Mitre plane continued and more bricks..

The plane is going really well. I only got a couple of hours on it yesterday due to finishing a trade counter off for my brother Stuart.

Stuart had used some new kitchen units to form the base of his trade counter. I think this is a great idea, and well done too. The only thing was that he had left the awkward corner unit until last, and the set up wasn't quite right, so the base part had to be scribed to fit. I had already made some corner posts from
3" x 3" grooved to take the 4mm laminated glass and they fitted pretty good. In all it went well and looks great, well done Stu. and thanks..







Back to the plane. I marked the dovetails from the body sitting in the correct position on the base, I just transferred them over. I checked and checked again that they were all in the right place before starting to cut the tails out of the gauge plate.




Plenty of instruction marked onto the base..




Great picture, as you can see the dovetails were cut by hand, all good fun..



Here is the front piece in place
You can just see where the brass is filed away to create the double dovetail




The final dry fit, and a small list of jobs to do before the peening starts


  1. Check all of the filed dovetails, are they all at the correct angle?
  2. The bed for the blade, ensure correct and works?
  3. Check the width between the dovetails on the base.
  4. Key up the tails, so they grip each other when the peening is done
  5. Stamp plane number on the front 81, I'll explain this later, unless you can guess...

and so on..



So here she is, lots of peening done..
and I'm finding my feet again with this, some peening then some filing,
peening then filing and again.




and the bottom.

Next, the infills, Rosewood..?



thanks for looking

All the best

Jamie


4 comments:

Anonymous said...

Hi Jamie:

I have been following yor blog from inception. It's interesting to see construction techniques from other places.

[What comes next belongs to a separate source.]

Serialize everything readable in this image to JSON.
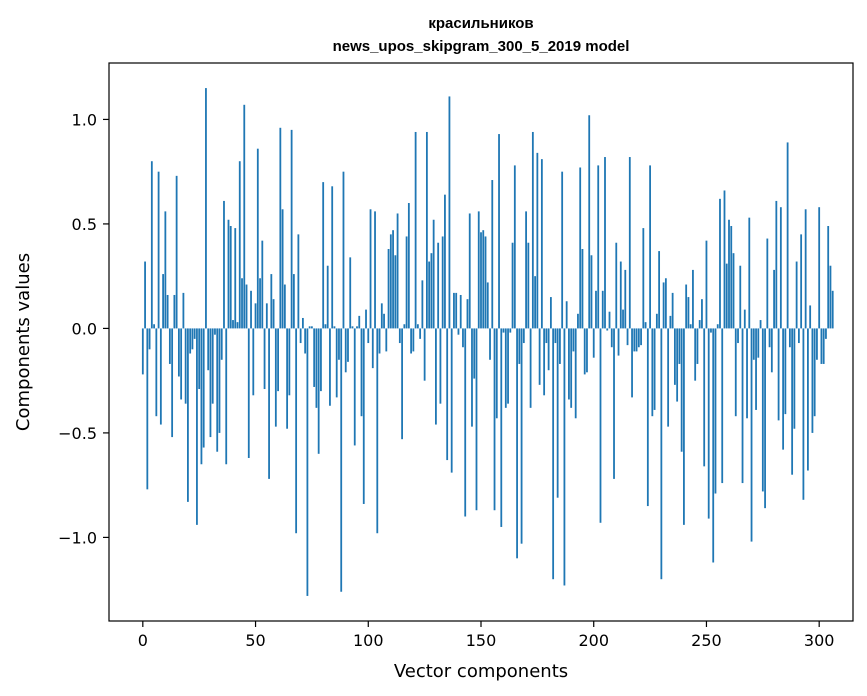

I think the apple would make an interesting infill. not as dense as other infill materials but in this small plane it may not have as much affect on performance and it may look similar to boxwood over time.

George.

Kevin Brehon said...

This is great to see, I hope to do similar work myself someday. Looking forward to see what you use for the infill.

Jamie said...

Hi George,

Thanks for the input, I do welcome it. I've been through the shed and can only find one piece of the Apple at the moment, so that's out. I did find some Damson, a great friut tree with the most beautiful purples and browns, taken from my moms cottage garden twenty years ago. But, the winner was a piece of Boxwood. I got it from Sandown Park in 1992 at the same time as I won Bronze medal for a piece of furniture that is'nt on here yet as it's in storage, but it's a great piece. I'll show it on my next posting.

thank you

all the best

Jamie

Jamie said...

Hi Kevin,

Boxwood is the timber of choice for this. Our car needs replacing, So I'm not doing as much as I would like, but i'll be back in the shed soon.
The boxwood is wonderful to work, it's just a brilliant timber, holds a keen edge and smells great.